Every interaction your employees have with customers is your brand. Every product you sell and every service you render is your brand. As such, you need to take steps to prevent anything from damaging the integrity of that brand.
Like an accident caused by something, you or a member of your team does on or off-site. Accidents can be costly to your business in a number of ways. They can involve damage to equipment that needs to be repaired or replaced.
They can involve personal injuries that make you legally vulnerable. But harder to quantify (but perhaps even more important) is the damage that they can do to your brand and your reputation.
With this in mind, it beehives you to familiarize yourself with the 4 “A”s of accident prevention.
Awareness in this case means the education, training and development of your employees.

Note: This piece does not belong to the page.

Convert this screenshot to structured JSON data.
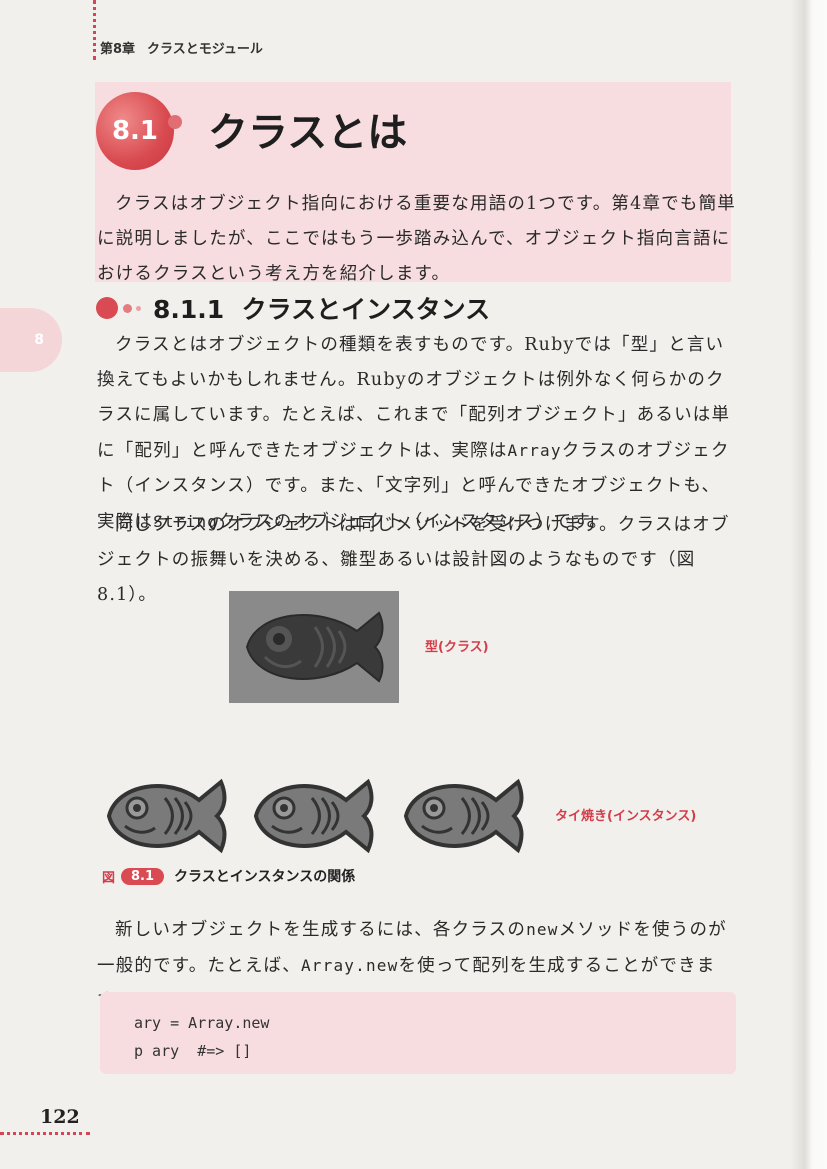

Not just training in the safe and proper use of equipment, but training in safe operational procedures, the ability to identify hazards in and outside the workplace, and what to do if they see a colleague acting in an unsafe way that could lead to accidents.

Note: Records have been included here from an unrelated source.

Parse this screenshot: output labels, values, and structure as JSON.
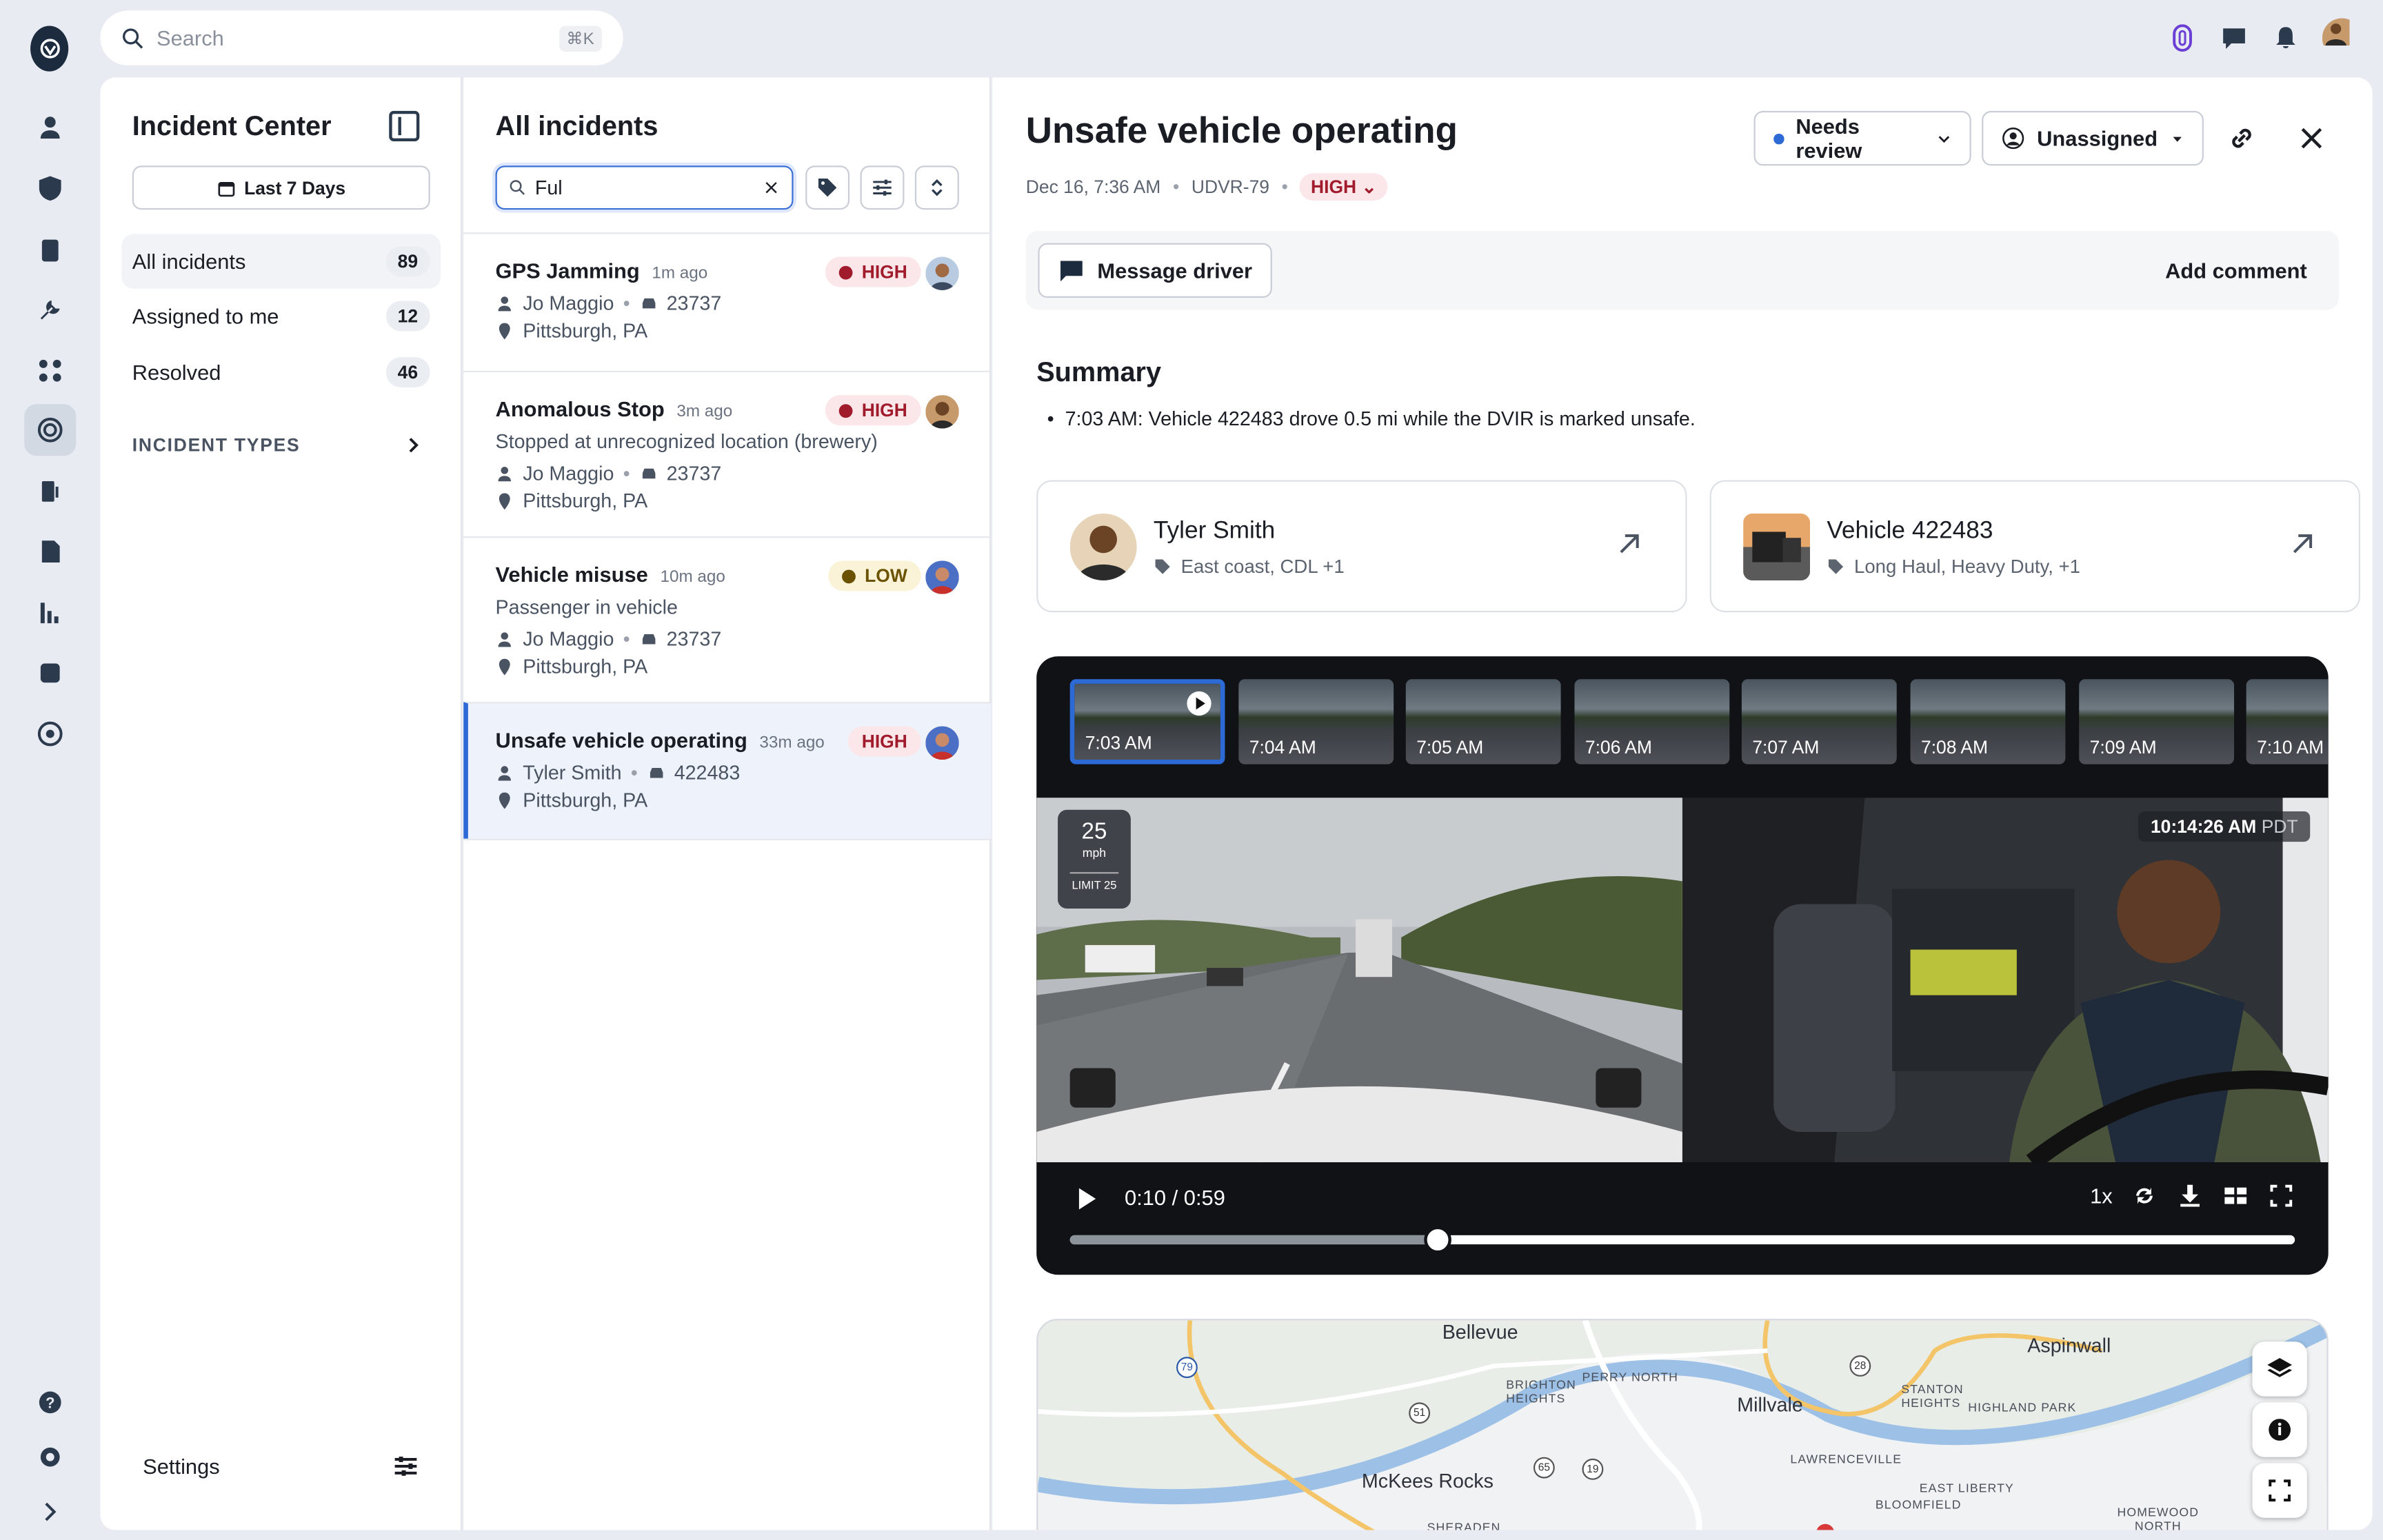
{
  "topbar": {
    "search_placeholder": "Search",
    "shortcut": "⌘K"
  },
  "sidebar": {
    "title": "Incident Center",
    "date_filter": "Last 7 Days",
    "items": [
      {
        "label": "All incidents",
        "count": "89"
      },
      {
        "label": "Assigned to me",
        "count": "12"
      },
      {
        "label": "Resolved",
        "count": "46"
      }
    ],
    "types_label": "INCIDENT TYPES",
    "settings_label": "Settings"
  },
  "list": {
    "title": "All incidents",
    "filter_value": "Ful",
    "incidents": [
      {
        "title": "GPS Jamming",
        "ago": "1m ago",
        "severity": "HIGH",
        "desc": "",
        "driver": "Jo Maggio",
        "vehicle": "23737",
        "location": "Pittsburgh, PA"
      },
      {
        "title": "Anomalous Stop",
        "ago": "3m ago",
        "severity": "HIGH",
        "desc": "Stopped at unrecognized location (brewery)",
        "driver": "Jo Maggio",
        "vehicle": "23737",
        "location": "Pittsburgh, PA"
      },
      {
        "title": "Vehicle misuse",
        "ago": "10m ago",
        "severity": "LOW",
        "desc": "Passenger in vehicle",
        "driver": "Jo Maggio",
        "vehicle": "23737",
        "location": "Pittsburgh, PA"
      },
      {
        "title": "Unsafe vehicle operating",
        "ago": "33m ago",
        "severity": "HIGH",
        "desc": "",
        "driver": "Tyler Smith",
        "vehicle": "422483",
        "location": "Pittsburgh, PA"
      }
    ]
  },
  "detail": {
    "title": "Unsafe vehicle operating",
    "date": "Dec 16, 7:36 AM",
    "id": "UDVR-79",
    "severity": "HIGH",
    "status": "Needs review",
    "assignee": "Unassigned",
    "message_driver": "Message driver",
    "add_comment": "Add comment",
    "summary_title": "Summary",
    "summary_text": "7:03 AM: Vehicle 422483 drove 0.5 mi while the DVIR is marked unsafe.",
    "driver": {
      "name": "Tyler Smith",
      "tags": "East coast, CDL +1"
    },
    "vehicle": {
      "name": "Vehicle 422483",
      "tags": "Long Haul, Heavy Duty, +1"
    }
  },
  "video": {
    "thumbs": [
      "7:03 AM",
      "7:04 AM",
      "7:05 AM",
      "7:06 AM",
      "7:07 AM",
      "7:08 AM",
      "7:09 AM",
      "7:10 AM"
    ],
    "speed": "25",
    "speed_unit": "mph",
    "limit": "LIMIT 25",
    "timestamp": "10:14:26 AM",
    "tz": "PDT",
    "time": "0:10 / 0:59",
    "rate": "1x",
    "progress": 0.3
  },
  "map": {
    "labels": {
      "bellevue": "Bellevue",
      "aspinwall": "Aspinwall",
      "brighton": "BRIGHTON HEIGHTS",
      "perry": "PERRY NORTH",
      "millvale": "Millvale",
      "stanton": "STANTON HEIGHTS",
      "highland": "HIGHLAND PARK",
      "lawrenceville": "LAWRENCEVILLE",
      "mckees": "McKees Rocks",
      "eastliberty": "EAST LIBERTY",
      "bloomfield": "BLOOMFIELD",
      "homewood": "HOMEWOOD NORTH",
      "sheraden": "SHERADEN"
    },
    "shields": {
      "r79": "79",
      "r28": "28",
      "r51": "51",
      "r65": "65",
      "r19": "19"
    }
  },
  "colors": {
    "accent": "#2d6ad6",
    "high": "#a01b2b",
    "low": "#6b5200"
  }
}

This training should not just be something that occurs at the point of onboarding. It needs to be a continuous part of their professional development.
Assets / Equipment
The great thing about operating in the digital age is that there are all kinds of cool apps and tools to assist employees in remaining vigilant in preventing accidents in and out of the workplace.
If you have a fleet, upgrading your GPS tracking system to a solution with driver and dashboard cameras, for instance, could reduce the cost of a truck accident. Regardless of whether or not a member of your team is at fault.
You may assume that alertness and awareness are the same things. However, awareness pertains more to training and understanding of proper procedures, while alertness pertains to hazard perception and maintaining constant vigilance.
And training is only half the battle when it comes to the latter. Employees need to be trained to spot hazards, but they also need to be supported in a way that allows them to remain alert.
For instance, implementing a policy that ensures employees take breaks to remain rested can help them to be more alert when using heavy machinery or at the wheel.
Ultimately, you need to create a culture of personal accountability from the top (i.e. you) down. You need to ensure that each and every member of your team plays their part in keeping your operations safe, whether they’re under your roof or not.
And that means you need to know how to praise and support them when they do and know how to handle matters when they don’t.